David has a website, he tells me (and shows me), so that I believe him. He says his friend showed him clips of the videos, that's how he heard, but he's not allowed to see them without buying him so he baught himself copies from David. They're only $300 he says. He says he's watched them over and over, and now has 1200 hours devoted to their study, memorising and writing notes about them. If I want, he can copy one for me and show me and then I buy them for myself.
He has been talking to me for 3 hours. When I realise this, I tell him I have to get going, that I don't know where I stand on this. I take his number, say I will call him if I consider it. The whole thing was very surreal. I wondered if I were dreaming it. I leave the trailer, it is now night time, and I speed the fuck home, greatful he does not know my full name or could see my license plate number as I bolted out.
You can visit DWMs website here and see this nonsense for yourselves.
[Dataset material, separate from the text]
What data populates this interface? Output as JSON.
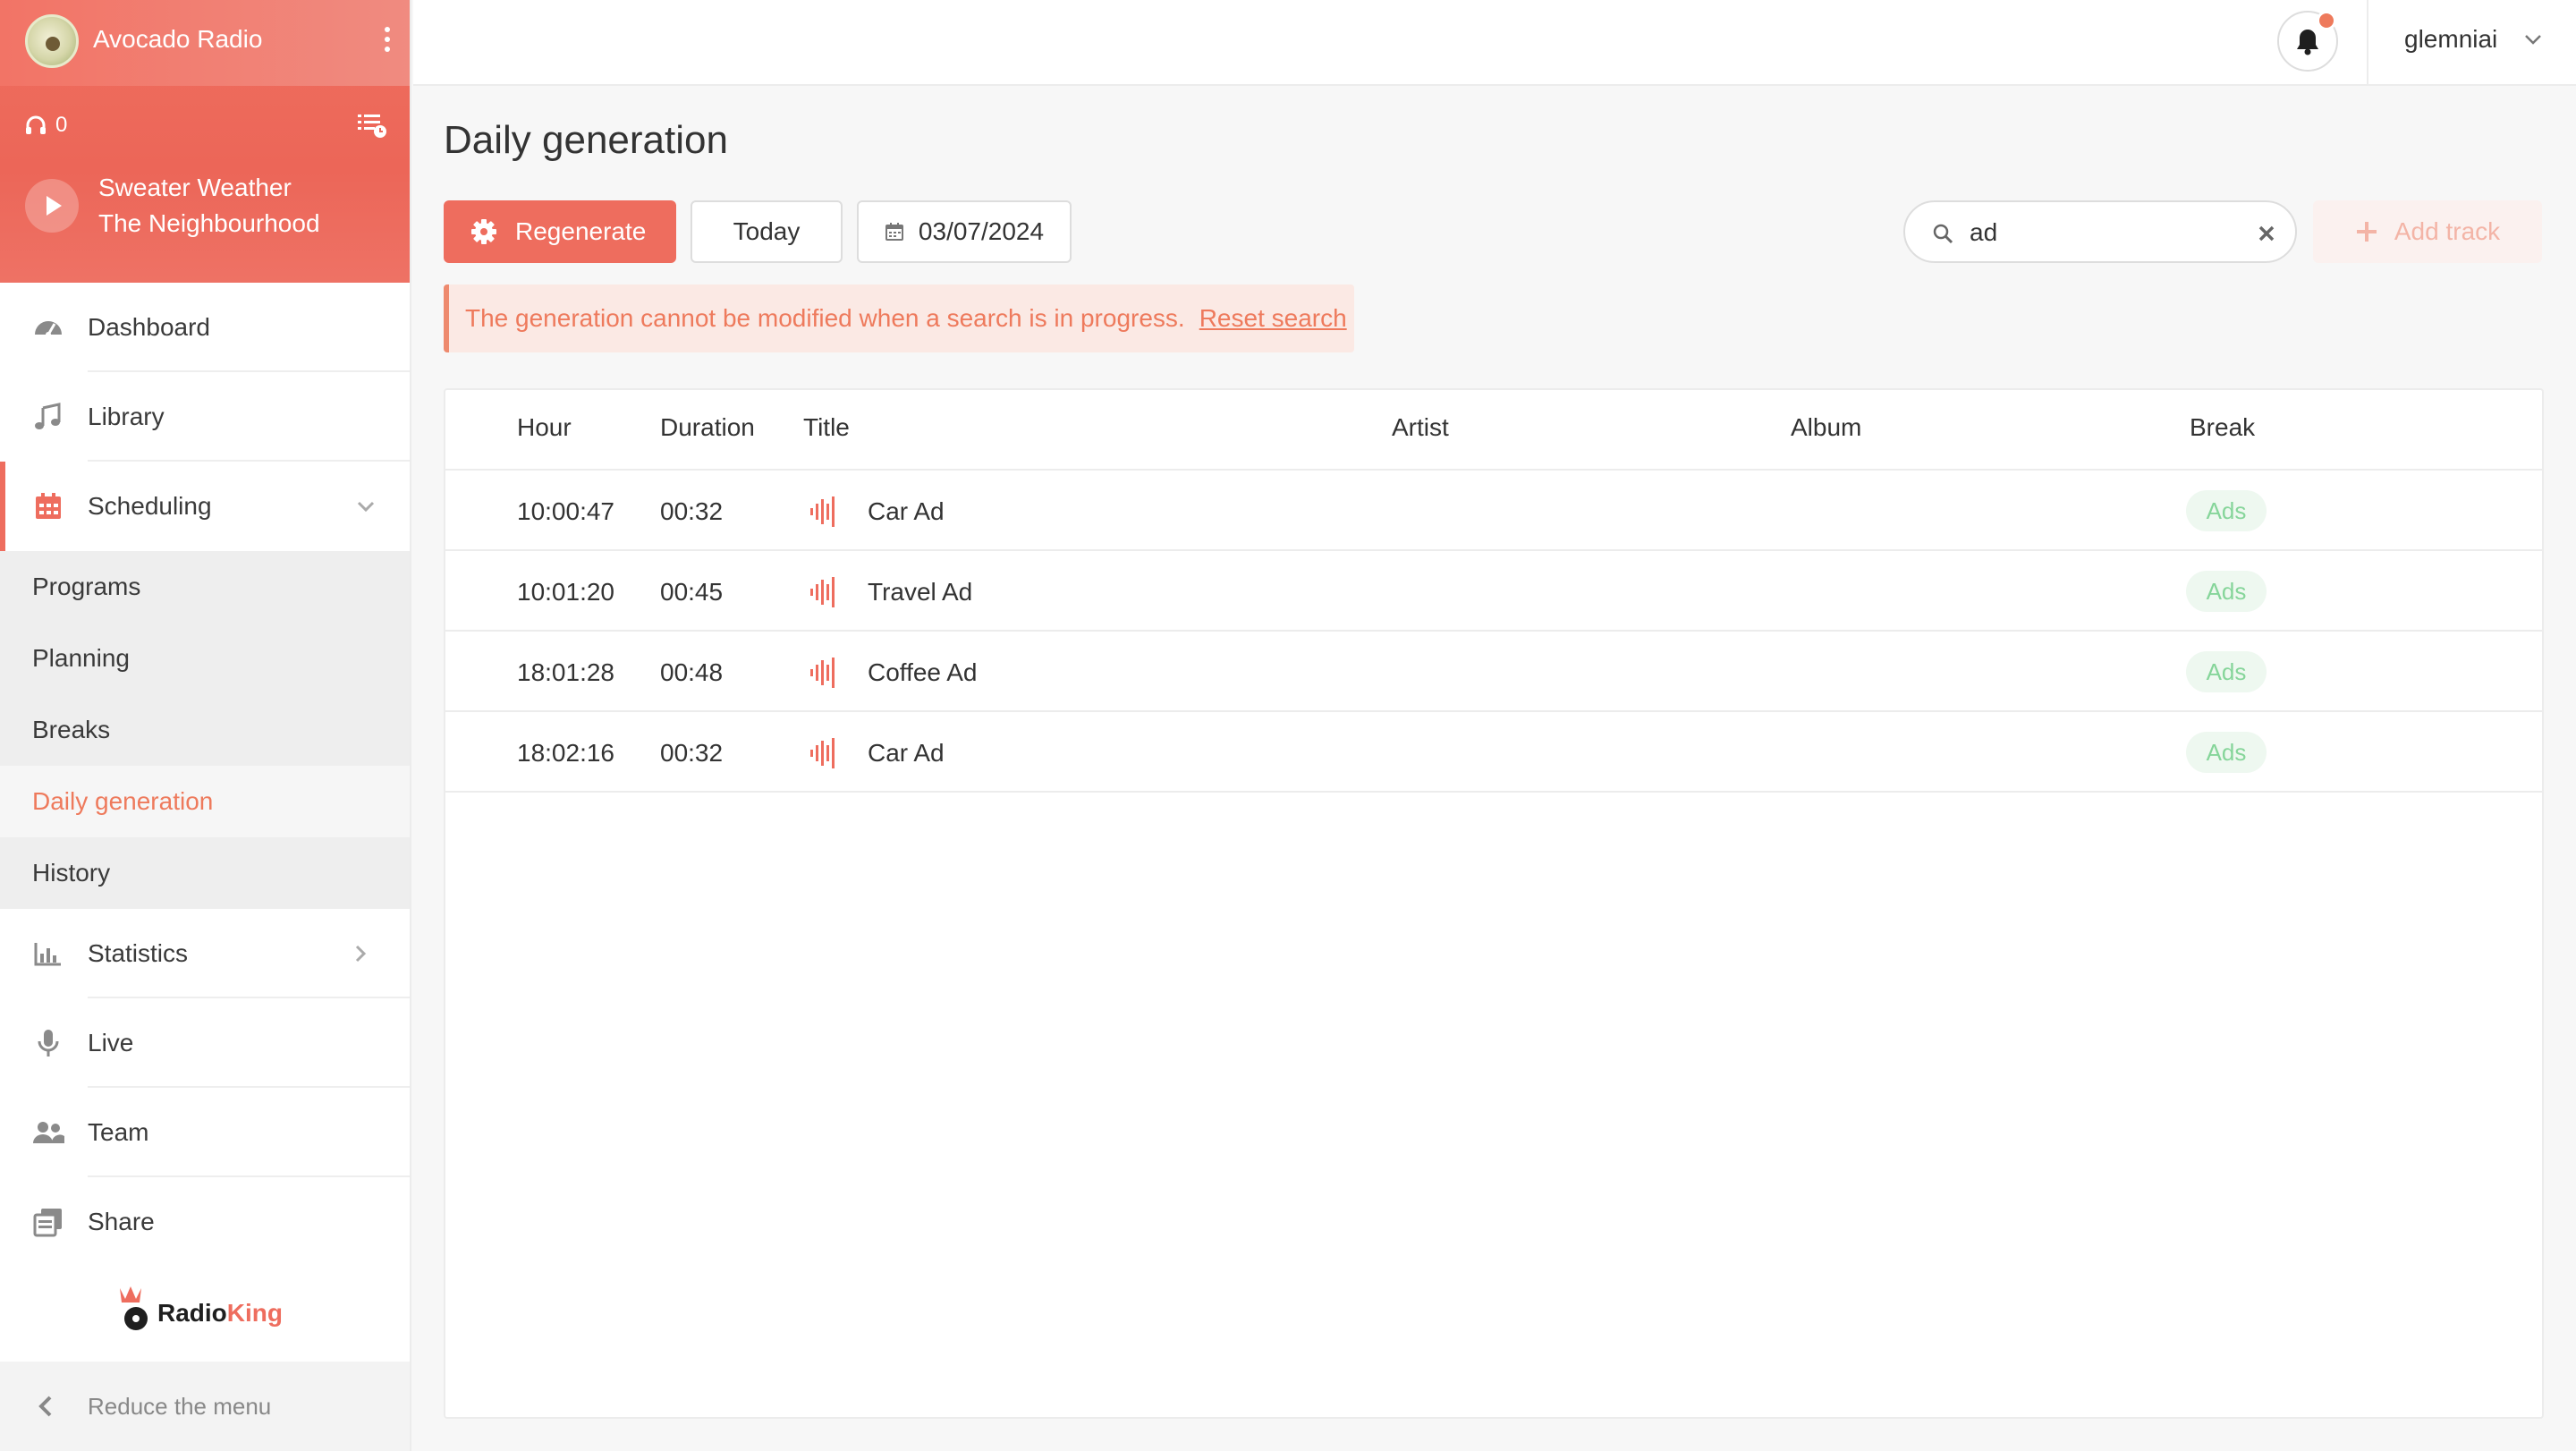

Wasn't there something recently about all the bomb detectors they use there are basically just witching sticks but they think they work?
I made a TD for iphone and windows phone!
Veretas post
Good story Trent.
AHAHAHAHA YES
I made a TD for iphone and windows phone!
GODDAMN!
I made a TD for iphone and windows phone!
Really they throw you out for misconduct for being an idiot, but that only fans the flames.
This is all part of something called the sovereign citizen movement, according to the internetubes.